Cameron is remarkably self-confident for a youngish politician with no previous experience in government. But foreign policy is his weak spot, partly due to inexperience, and partly due to lack of interest. He is quite content to leave all that to Foreign Secretary William Hague, but however capable Hague is, it can't compensate for the fact that the party did little serious foreign-policy planning while in opposition. The new government may be hyperactive in every field of domestic policy, but it has yet to decide what Britain's position in the world should be.

Hague, for his part, wants to be friends with all the up-and-coming nations, announcing in June that he intended to focus on "elevating our relationships with emerging powers across the world." That, of course, includes Turkey and India, particularly as Britain right now sees them as major business partners.

But there isn't that much to be gained in the Israel-Palestine quagmire. "They just don't care very much about it, to be honest," said one Israeli official cheerfully. The current thinking in Jerusalem is that a British government that stays on the sidelines will do quite nicely, thanks.

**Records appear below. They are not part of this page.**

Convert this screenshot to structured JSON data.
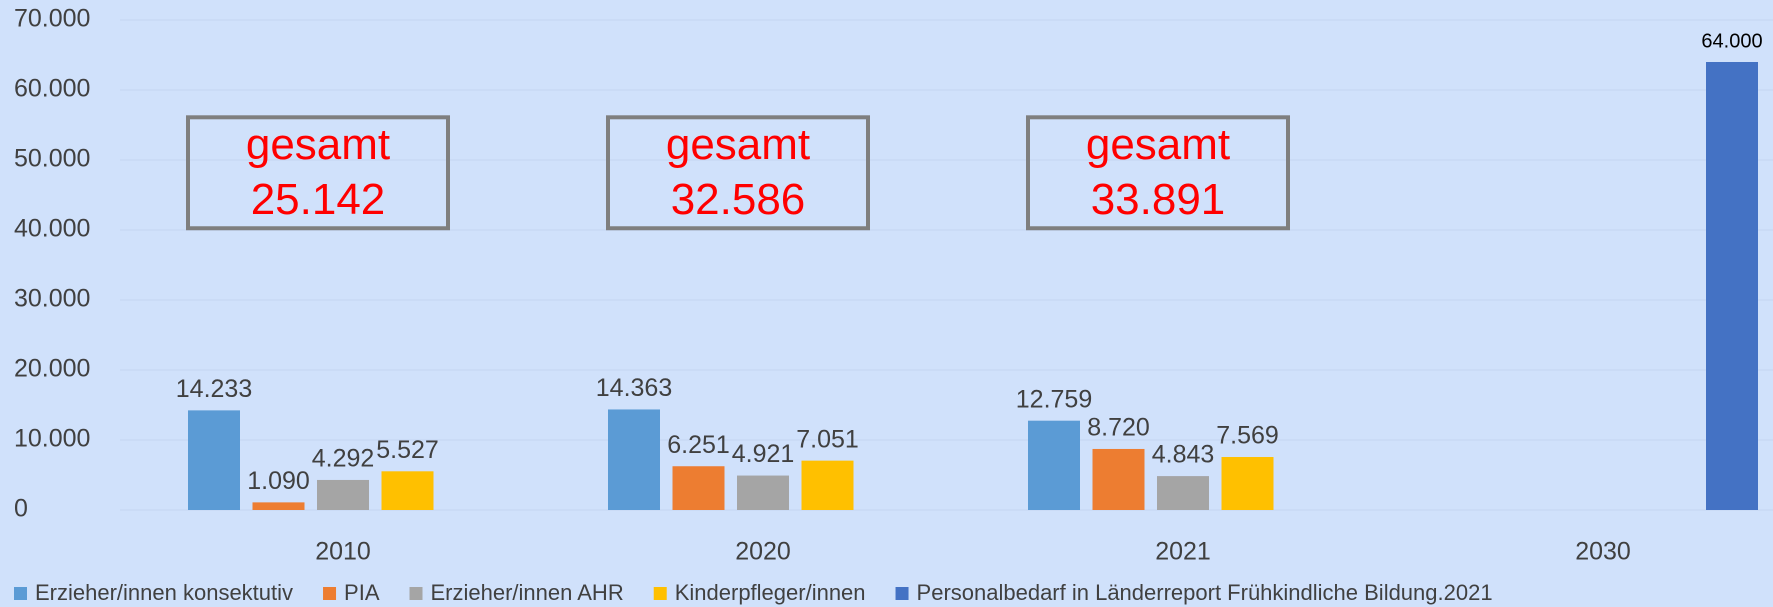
{
  "chart_data": {
    "type": "bar",
    "categories": [
      "2010",
      "2020",
      "2021",
      "2030"
    ],
    "series": [
      {
        "name": "Erzieher/innen konsektutiv",
        "color": "#5b9bd5",
        "values": [
          14233,
          14363,
          12759,
          null
        ],
        "value_labels": [
          "14.233",
          "14.363",
          "12.759",
          null
        ]
      },
      {
        "name": "PIA",
        "color": "#ed7d31",
        "values": [
          1090,
          6251,
          8720,
          null
        ],
        "value_labels": [
          "1.090",
          "6.251",
          "8.720",
          null
        ]
      },
      {
        "name": "Erzieher/innen AHR",
        "color": "#a5a5a5",
        "values": [
          4292,
          4921,
          4843,
          null
        ],
        "value_labels": [
          "4.292",
          "4.921",
          "4.843",
          null
        ]
      },
      {
        "name": "Kinderpfleger/innen",
        "color": "#ffc000",
        "values": [
          5527,
          7051,
          7569,
          null
        ],
        "value_labels": [
          "5.527",
          "7.051",
          "7.569",
          null
        ]
      },
      {
        "name": "Personalbedarf in Länderreport Frühkindliche Bildung.2021",
        "color": "#4472c4",
        "values": [
          null,
          null,
          null,
          64000
        ],
        "value_labels": [
          null,
          null,
          null,
          "64.000"
        ]
      }
    ],
    "ylim": [
      0,
      70000
    ],
    "yticks": [
      0,
      {
        "value": 10000,
        "label": "10.000"
      },
      {
        "value": 20000,
        "label": "20.000"
      },
      {
        "value": 30000,
        "label": "30.000"
      },
      {
        "value": 40000,
        "label": "40.000"
      },
      {
        "value": 50000,
        "label": "50.000"
      },
      {
        "value": 60000,
        "label": "60.000"
      },
      {
        "value": 70000,
        "label": "70.000"
      }
    ],
    "grid": true,
    "legend": "bottom",
    "annotations": [
      {
        "text": [
          "gesamt",
          "25.142"
        ]
      },
      {
        "text": [
          "gesamt",
          "32.586"
        ]
      },
      {
        "text": [
          "gesamt",
          "33.891"
        ]
      }
    ]
  }
}
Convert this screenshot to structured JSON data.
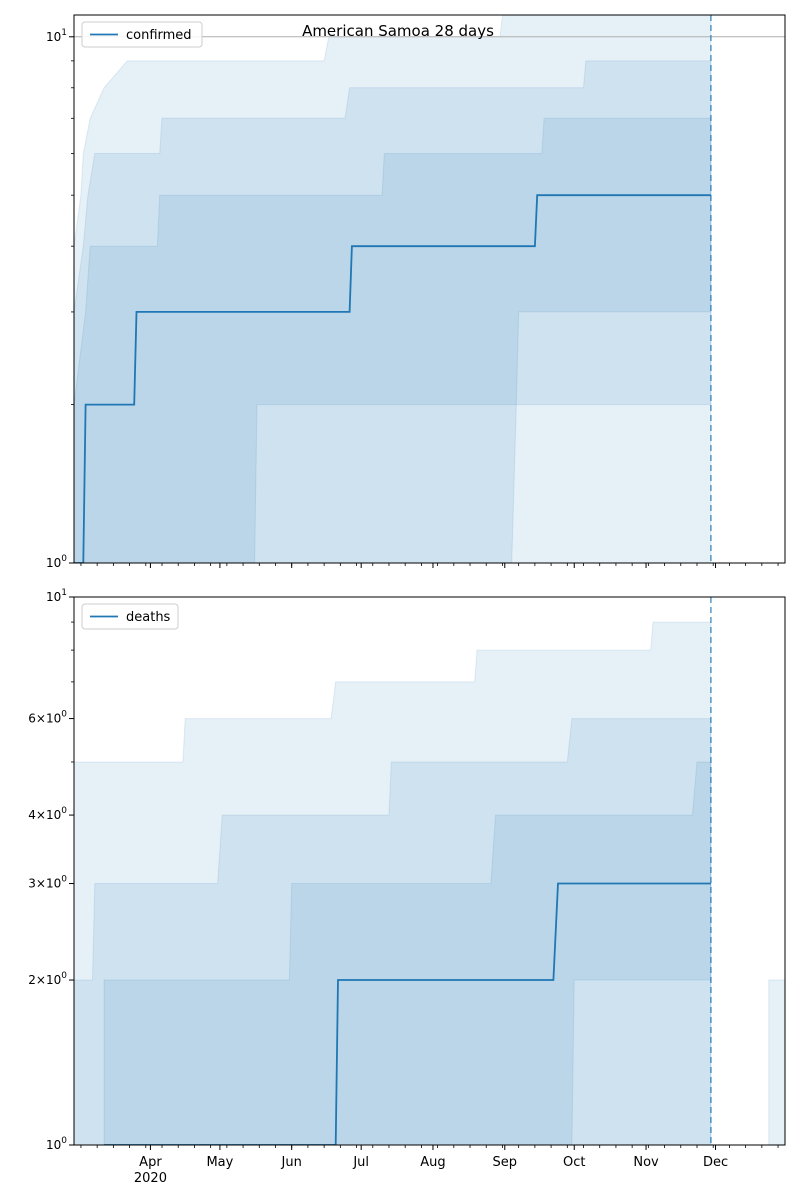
{
  "title": "American Samoa 28 days",
  "colors": {
    "line": "#1f77b4",
    "band": "#1f77b4",
    "axis": "#000000",
    "hline": "#b0b0b0",
    "background": "#ffffff"
  },
  "x_axis": {
    "month_labels": [
      "Apr",
      "May",
      "Jun",
      "Jul",
      "Aug",
      "Sep",
      "Oct",
      "Nov",
      "Dec"
    ],
    "year_label": "2020"
  },
  "chart_data": [
    {
      "type": "line",
      "name": "confirmed-panel",
      "legend": "top-left",
      "legend_label": "confirmed",
      "yscale": "log",
      "ylim": [
        1,
        11
      ],
      "ytick_labels": [
        "10^0",
        "10^1"
      ],
      "xlim": [
        "2020-02-28",
        "2020-12-31"
      ],
      "vline": "2020-11-29",
      "hline": 10,
      "series": [
        {
          "name": "confirmed",
          "points": [
            [
              "2020-02-28",
              1
            ],
            [
              "2020-03-03",
              1
            ],
            [
              "2020-03-04",
              2
            ],
            [
              "2020-03-25",
              2
            ],
            [
              "2020-03-26",
              3
            ],
            [
              "2020-06-26",
              3
            ],
            [
              "2020-06-27",
              4
            ],
            [
              "2020-09-14",
              4
            ],
            [
              "2020-09-15",
              5
            ],
            [
              "2020-11-29",
              5
            ]
          ]
        }
      ],
      "bands": [
        {
          "name": "band-outer",
          "upper": [
            [
              "2020-02-28",
              4
            ],
            [
              "2020-03-02",
              5
            ],
            [
              "2020-03-03",
              6
            ],
            [
              "2020-03-06",
              7
            ],
            [
              "2020-03-12",
              8
            ],
            [
              "2020-03-22",
              9
            ],
            [
              "2020-06-15",
              9
            ],
            [
              "2020-06-17",
              10
            ],
            [
              "2020-08-30",
              10
            ],
            [
              "2020-08-31",
              11
            ],
            [
              "2020-11-29",
              11
            ]
          ],
          "lower": [
            [
              "2020-02-28",
              1
            ],
            [
              "2020-11-29",
              1
            ]
          ]
        },
        {
          "name": "band-mid",
          "upper": [
            [
              "2020-02-28",
              3
            ],
            [
              "2020-03-03",
              4
            ],
            [
              "2020-03-05",
              5
            ],
            [
              "2020-03-08",
              6
            ],
            [
              "2020-04-05",
              6
            ],
            [
              "2020-04-06",
              7
            ],
            [
              "2020-06-24",
              7
            ],
            [
              "2020-06-26",
              8
            ],
            [
              "2020-10-05",
              8
            ],
            [
              "2020-10-06",
              9
            ],
            [
              "2020-11-29",
              9
            ]
          ],
          "lower": [
            [
              "2020-02-28",
              1
            ],
            [
              "2020-09-04",
              1
            ],
            [
              "2020-09-06",
              2
            ],
            [
              "2020-11-29",
              2
            ]
          ]
        },
        {
          "name": "band-inner",
          "upper": [
            [
              "2020-02-28",
              2
            ],
            [
              "2020-03-04",
              3
            ],
            [
              "2020-03-06",
              4
            ],
            [
              "2020-04-04",
              4
            ],
            [
              "2020-04-05",
              5
            ],
            [
              "2020-07-10",
              5
            ],
            [
              "2020-07-11",
              6
            ],
            [
              "2020-09-17",
              6
            ],
            [
              "2020-09-18",
              7
            ],
            [
              "2020-11-29",
              7
            ]
          ],
          "lower": [
            [
              "2020-02-28",
              1
            ],
            [
              "2020-05-16",
              1
            ],
            [
              "2020-05-17",
              2
            ],
            [
              "2020-09-06",
              2
            ],
            [
              "2020-09-07",
              3
            ],
            [
              "2020-11-29",
              3
            ]
          ]
        }
      ]
    },
    {
      "type": "line",
      "name": "deaths-panel",
      "legend": "top-left",
      "legend_label": "deaths",
      "yscale": "log",
      "ylim": [
        1,
        10
      ],
      "ytick_labels": [
        "10^0",
        "2×10^0",
        "3×10^0",
        "4×10^0",
        "6×10^0",
        "10^1"
      ],
      "xlim": [
        "2020-02-28",
        "2020-12-31"
      ],
      "vline": "2020-11-29",
      "series": [
        {
          "name": "deaths",
          "points": [
            [
              "2020-03-12",
              1
            ],
            [
              "2020-06-20",
              1
            ],
            [
              "2020-06-21",
              2
            ],
            [
              "2020-09-22",
              2
            ],
            [
              "2020-09-24",
              3
            ],
            [
              "2020-11-29",
              3
            ]
          ]
        }
      ],
      "bands": [
        {
          "name": "band-outer",
          "upper": [
            [
              "2020-02-28",
              5
            ],
            [
              "2020-04-15",
              5
            ],
            [
              "2020-04-16",
              6
            ],
            [
              "2020-06-18",
              6
            ],
            [
              "2020-06-20",
              7
            ],
            [
              "2020-08-19",
              7
            ],
            [
              "2020-08-20",
              8
            ],
            [
              "2020-11-03",
              8
            ],
            [
              "2020-11-04",
              9
            ],
            [
              "2020-11-29",
              9
            ]
          ],
          "lower": [
            [
              "2020-02-28",
              1
            ],
            [
              "2020-11-29",
              1
            ]
          ]
        },
        {
          "name": "band-mid",
          "upper": [
            [
              "2020-02-28",
              2
            ],
            [
              "2020-03-07",
              2
            ],
            [
              "2020-03-08",
              3
            ],
            [
              "2020-04-30",
              3
            ],
            [
              "2020-05-02",
              4
            ],
            [
              "2020-07-13",
              4
            ],
            [
              "2020-07-14",
              5
            ],
            [
              "2020-09-28",
              5
            ],
            [
              "2020-09-30",
              6
            ],
            [
              "2020-11-29",
              6
            ]
          ],
          "lower": [
            [
              "2020-02-28",
              1
            ],
            [
              "2020-09-30",
              1
            ],
            [
              "2020-10-01",
              2
            ],
            [
              "2020-11-29",
              2
            ]
          ]
        },
        {
          "name": "band-inner",
          "upper": [
            [
              "2020-03-12",
              2
            ],
            [
              "2020-05-31",
              2
            ],
            [
              "2020-06-01",
              3
            ],
            [
              "2020-08-26",
              3
            ],
            [
              "2020-08-28",
              4
            ],
            [
              "2020-11-21",
              4
            ],
            [
              "2020-11-23",
              5
            ],
            [
              "2020-11-29",
              5
            ]
          ],
          "lower": [
            [
              "2020-03-12",
              1
            ],
            [
              "2020-11-29",
              1
            ]
          ]
        },
        {
          "name": "band-extra",
          "upper": [
            [
              "2020-12-24",
              2
            ],
            [
              "2020-12-31",
              2
            ]
          ],
          "lower": [
            [
              "2020-12-24",
              1
            ],
            [
              "2020-12-31",
              1
            ]
          ]
        }
      ]
    }
  ]
}
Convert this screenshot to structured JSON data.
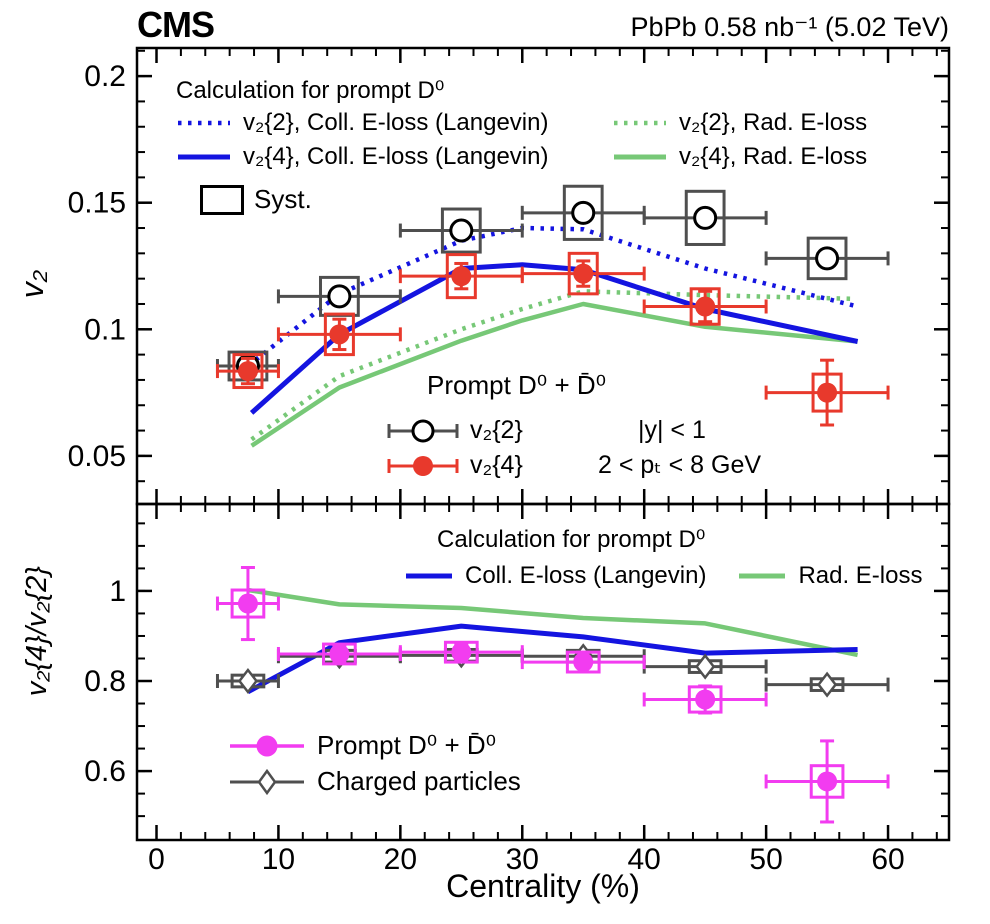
{
  "header": {
    "experiment": "CMS",
    "info": "PbPb 0.58 nb⁻¹ (5.02 TeV)"
  },
  "colors": {
    "blue": "#1414e0",
    "green": "#77c877",
    "red": "#e8392c",
    "magenta": "#f23cf0",
    "gray": "#4f4f4f",
    "black": "#000000"
  },
  "legends": {
    "top": {
      "title": "Calculation for prompt D⁰",
      "coll2": "v₂{2}, Coll. E-loss (Langevin)",
      "coll4": "v₂{4}, Coll. E-loss (Langevin)",
      "rad2": "v₂{2}, Rad. E-loss",
      "rad4": "v₂{4}, Rad. E-loss"
    },
    "syst": "Syst.",
    "mid": {
      "title": "Prompt D⁰ + D̄⁰",
      "v22": "v₂{2}",
      "v24": "v₂{4}",
      "rapidity": "|y| < 1",
      "pt": "2 < pₜ < 8 GeV"
    },
    "bottom": {
      "title": "Calculation for prompt D⁰",
      "coll": "Coll. E-loss (Langevin)",
      "rad": "Rad. E-loss"
    },
    "bottom_data": {
      "d0": "Prompt D⁰ + D̄⁰",
      "charged": "Charged particles"
    }
  },
  "chart_data": {
    "type": "scatter",
    "title": "CMS prompt D0 azimuthal anisotropy, PbPb 5.02 TeV",
    "x_axis": {
      "label": "Centrality (%)",
      "range": [
        -1.6,
        65.0
      ],
      "major_ticks": [
        0,
        10,
        20,
        30,
        40,
        50,
        60
      ],
      "minor_step": 2
    },
    "panels": [
      {
        "id": "v2",
        "y_axis": {
          "label": "v₂",
          "range": [
            0.031,
            0.2111
          ],
          "major_ticks": [
            {
              "v": 0.05,
              "t": "0.05"
            },
            {
              "v": 0.1,
              "t": "0.1"
            },
            {
              "v": 0.15,
              "t": "0.15"
            },
            {
              "v": 0.2,
              "t": "0.2"
            }
          ],
          "minor_step": 0.01
        },
        "curves": [
          {
            "id": "v24-rad",
            "label": "v₂{4}, Rad. E-loss",
            "style": "solid",
            "color_key": "green",
            "points": [
              [
                7.8,
                0.054
              ],
              [
                15,
                0.077
              ],
              [
                25,
                0.0955
              ],
              [
                30,
                0.1035
              ],
              [
                35,
                0.11
              ],
              [
                45,
                0.101
              ],
              [
                57.5,
                0.0952
              ]
            ]
          },
          {
            "id": "v22-rad",
            "label": "v₂{2}, Rad. E-loss",
            "style": "dotted",
            "color_key": "green",
            "points": [
              [
                7.8,
                0.0565
              ],
              [
                15,
                0.0815
              ],
              [
                25,
                0.1
              ],
              [
                30,
                0.108
              ],
              [
                35,
                0.115
              ],
              [
                45,
                0.1135
              ],
              [
                57.3,
                0.112
              ]
            ]
          },
          {
            "id": "v24-coll",
            "label": "v₂{4}, Coll. E-loss (Langevin)",
            "style": "solid",
            "color_key": "blue",
            "points": [
              [
                7.8,
                0.067
              ],
              [
                15,
                0.098
              ],
              [
                25,
                0.124
              ],
              [
                30,
                0.1255
              ],
              [
                35,
                0.1235
              ],
              [
                45,
                0.108
              ],
              [
                57.5,
                0.0952
              ]
            ]
          },
          {
            "id": "v22-coll",
            "label": "v₂{2}, Coll. E-loss (Langevin)",
            "style": "dotted",
            "color_key": "blue",
            "points": [
              [
                7.5,
                0.0855
              ],
              [
                15,
                0.114
              ],
              [
                25,
                0.135
              ],
              [
                30,
                0.14
              ],
              [
                35,
                0.1395
              ],
              [
                45,
                0.124
              ],
              [
                57.5,
                0.109
              ]
            ]
          }
        ],
        "series": [
          {
            "id": "v2_2",
            "label": "v₂{2}",
            "marker": "open-circle",
            "color_key": "black",
            "err_color_key": "gray",
            "x": [
              7.5,
              15,
              25,
              35,
              45,
              55
            ],
            "y": [
              0.0855,
              0.113,
              0.139,
              0.146,
              0.144,
              0.128
            ],
            "xerr": [
              2.5,
              5,
              5,
              5,
              5,
              5
            ],
            "yerr": [
              0.0025,
              0.0025,
              0.0025,
              0.0025,
              0.0025,
              0.0025
            ],
            "syst": [
              0.0055,
              0.0075,
              0.0085,
              0.0105,
              0.0105,
              0.008
            ],
            "box_halfwidth_pct": 1.55
          },
          {
            "id": "v2_4",
            "label": "v₂{4}",
            "marker": "filled-circle",
            "color_key": "red",
            "err_color_key": "red",
            "x": [
              7.5,
              15,
              25,
              35,
              45,
              55
            ],
            "y": [
              0.0835,
              0.098,
              0.121,
              0.122,
              0.109,
              0.075
            ],
            "xerr": [
              2.5,
              5,
              5,
              5,
              5,
              5
            ],
            "yerr": [
              0.005,
              0.006,
              0.005,
              0.005,
              0.006,
              0.0128
            ],
            "syst": [
              0.0065,
              0.008,
              0.0085,
              0.008,
              0.007,
              0.0073
            ],
            "box_halfwidth_pct": 1.15
          }
        ]
      },
      {
        "id": "ratio",
        "y_axis": {
          "label": "v₂{4}/v₂{2}",
          "range": [
            0.447,
            1.193
          ],
          "major_ticks": [
            {
              "v": 0.6,
              "t": "0.6"
            },
            {
              "v": 0.8,
              "t": "0.8"
            },
            {
              "v": 1.0,
              "t": "1"
            }
          ],
          "minor_step": 0.05
        },
        "curves": [
          {
            "id": "ratio-rad",
            "label": "Rad. E-loss",
            "style": "solid",
            "color_key": "green",
            "points": [
              [
                7.5,
                1.002
              ],
              [
                15,
                0.97
              ],
              [
                25,
                0.962
              ],
              [
                35,
                0.94
              ],
              [
                45,
                0.928
              ],
              [
                57.5,
                0.858
              ]
            ]
          },
          {
            "id": "ratio-coll",
            "label": "Coll. E-loss (Langevin)",
            "style": "solid",
            "color_key": "blue",
            "points": [
              [
                7.5,
                0.776
              ],
              [
                15,
                0.885
              ],
              [
                25,
                0.922
              ],
              [
                35,
                0.898
              ],
              [
                45,
                0.862
              ],
              [
                57.5,
                0.87
              ]
            ]
          }
        ],
        "series": [
          {
            "id": "charged",
            "label": "Charged particles",
            "marker": "open-diamond",
            "color_key": "gray",
            "err_color_key": "gray",
            "x": [
              7.5,
              15,
              25,
              35,
              45,
              55
            ],
            "y": [
              0.8,
              0.855,
              0.857,
              0.855,
              0.832,
              0.792
            ],
            "xerr": [
              2.5,
              5,
              5,
              5,
              5,
              5
            ],
            "yerr": [
              0.008,
              0.008,
              0.008,
              0.008,
              0.008,
              0.008
            ],
            "syst": [
              0.013,
              0.013,
              0.013,
              0.013,
              0.013,
              0.013
            ],
            "box_halfwidth_pct": 1.3
          },
          {
            "id": "d0",
            "label": "Prompt D⁰ + D̄⁰",
            "marker": "filled-circle",
            "color_key": "magenta",
            "err_color_key": "magenta",
            "x": [
              7.5,
              15,
              25,
              35,
              45,
              55
            ],
            "y": [
              0.972,
              0.86,
              0.864,
              0.842,
              0.759,
              0.577
            ],
            "xerr": [
              2.5,
              5,
              5,
              5,
              5,
              5
            ],
            "yerr": [
              0.08,
              0.02,
              0.018,
              0.022,
              0.03,
              0.09
            ],
            "syst": [
              0.03,
              0.022,
              0.022,
              0.022,
              0.028,
              0.035
            ],
            "box_halfwidth_pct": 1.3
          }
        ]
      }
    ]
  }
}
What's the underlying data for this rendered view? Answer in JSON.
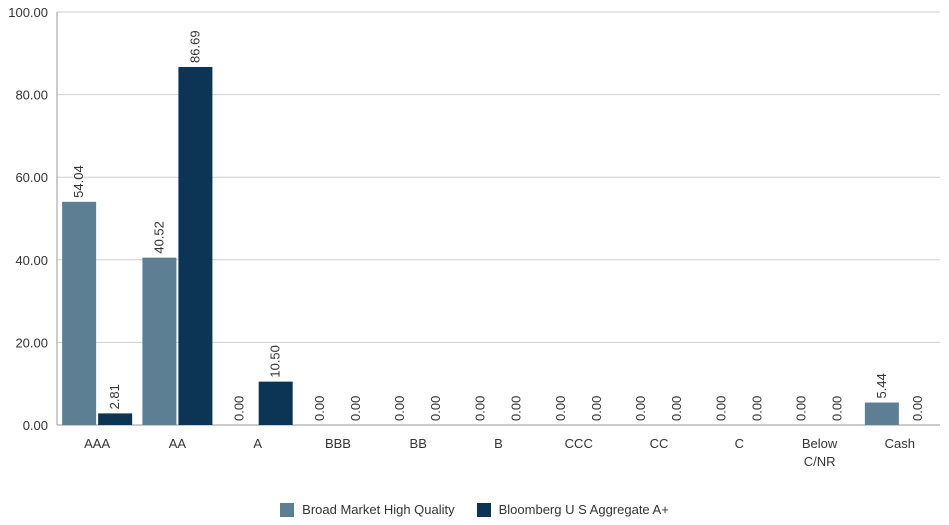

But preserving the status quo is bad news as far as any peace process is concerned. Both Israel and the Palestinians can be helped by a British prime minister who is engaged, consistent and actually cares about finding an equitable solution. To be an effective mediator you need to have good relations with both sides. That is precisely why Turkey is rapidly losing its previous role as an interlocutor between Israel and Syria, or the West and Iran.

A prime minister who travels the world looking for opportunities to score a few quick points is likely to do more harm than good. Cameron should perhaps take some lessons from his distant relative, the Queen of England, and next time concentrate on smiling and waving, rather than talking.

 

Daniella Peled is a journalist living in London.